Misty's equally risky mission was to locate downed aircrew members in North Vietnam
and Laos and act as on-scene commanders until rescue forces arrived.
Click here to view a four-minute video teaser.
The mission's official name was Operation Commando Sabre because of its bold deployment of supersonic jet aircraft. Yet the unit became better known by its radio
call sign, "Misty."
The documentary’s content is presented through first-person accounts by Misty veterans, and does not center on any single individual’s deeds or point-of-view. Each ‘generation’ that came into Commando Sabre between 1967 and 1970 worked together as a team, and their combined testimonies will offer television viewers a humanistic view of a controversial conflict that's been riddled with public animosity and debate for half-a-century.
The project's primary goal is to bring renewed awareness to contemporary audiences about the contributions and sacrifices the Misty pilots gave to their country and to American aviation history.
As North Vietnamese air defenses strengthened, greater casualties to American aircraft followed, steadily diminishing U.S. air effectiveness in the skies over Vietnam.

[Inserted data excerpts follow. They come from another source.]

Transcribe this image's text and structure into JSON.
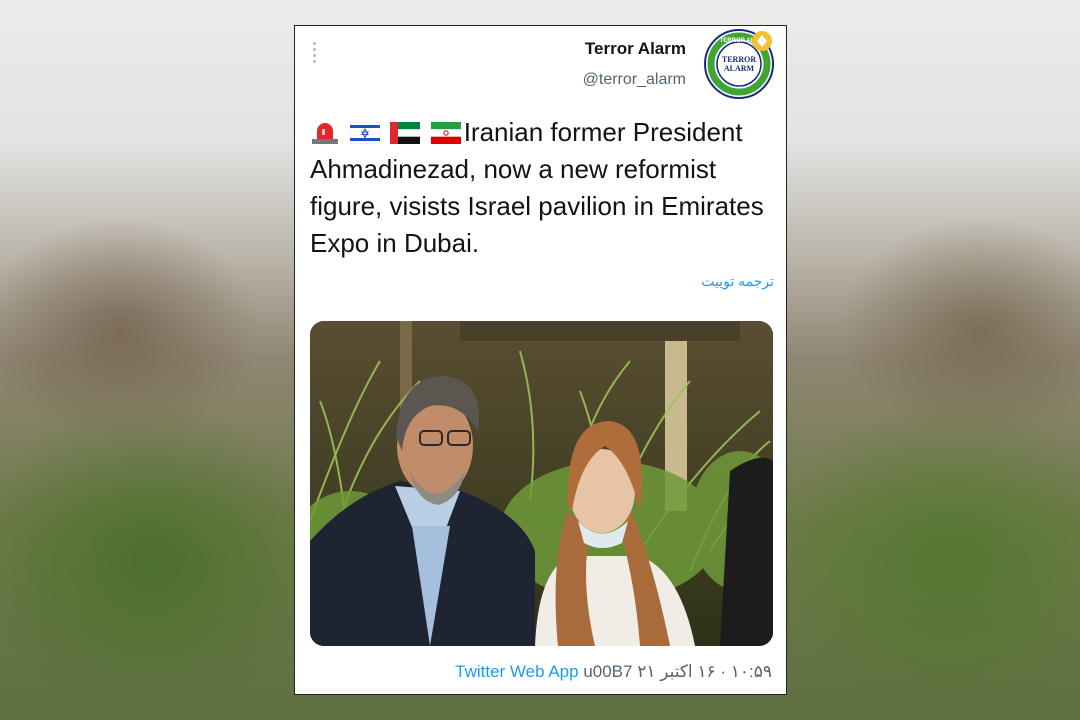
{
  "tweet": {
    "author_name": "Terror Alarm",
    "author_handle": "@terror_alarm",
    "avatar_text_top": "TERROR AL",
    "avatar_text_mid1": "TERROR",
    "avatar_text_mid2": "ALARM",
    "text": "Iranian former President Ahmadinezad, now a new reformist figure, visists Israel pavilion in Emirates Expo in Dubai.",
    "emojis": [
      "police-light",
      "israel-flag",
      "uae-flag",
      "iran-flag"
    ],
    "translate_label": "ترجمه توییت",
    "timestamp": "۱۰:۵۹ · ۱۶ اکتبر ۲۱",
    "separator": " u00B7 ",
    "source_app": "Twitter Web App"
  },
  "colors": {
    "link": "#1d9bf0",
    "text": "#0f1419",
    "muted": "#536471",
    "avatar_ring": "#1a2a7a",
    "avatar_accent": "#3fa632"
  }
}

It became imperative for Air Force strategists to implement a new method of air-reconnaissance and search-and-rescue efforts over the country’s heavily-defended landscape.
Despite their triumphs at finding, identifying and directing strikes on targets where other methods had failed, the Mistys’ successes came at a high price: The unit suffered the second highest loss-rate of the War—with 23% of their airmen shot down, captured or imprisoned, and/or ultimately declared missing or killed in action.
Yet the innovative tactics developed by the Mistys for their visual reconnaissance, strike control, and search-and-rescue missions formed the foundation for FAC operations later employed during Iraq and Afghanistan conflicts--and remain valid today.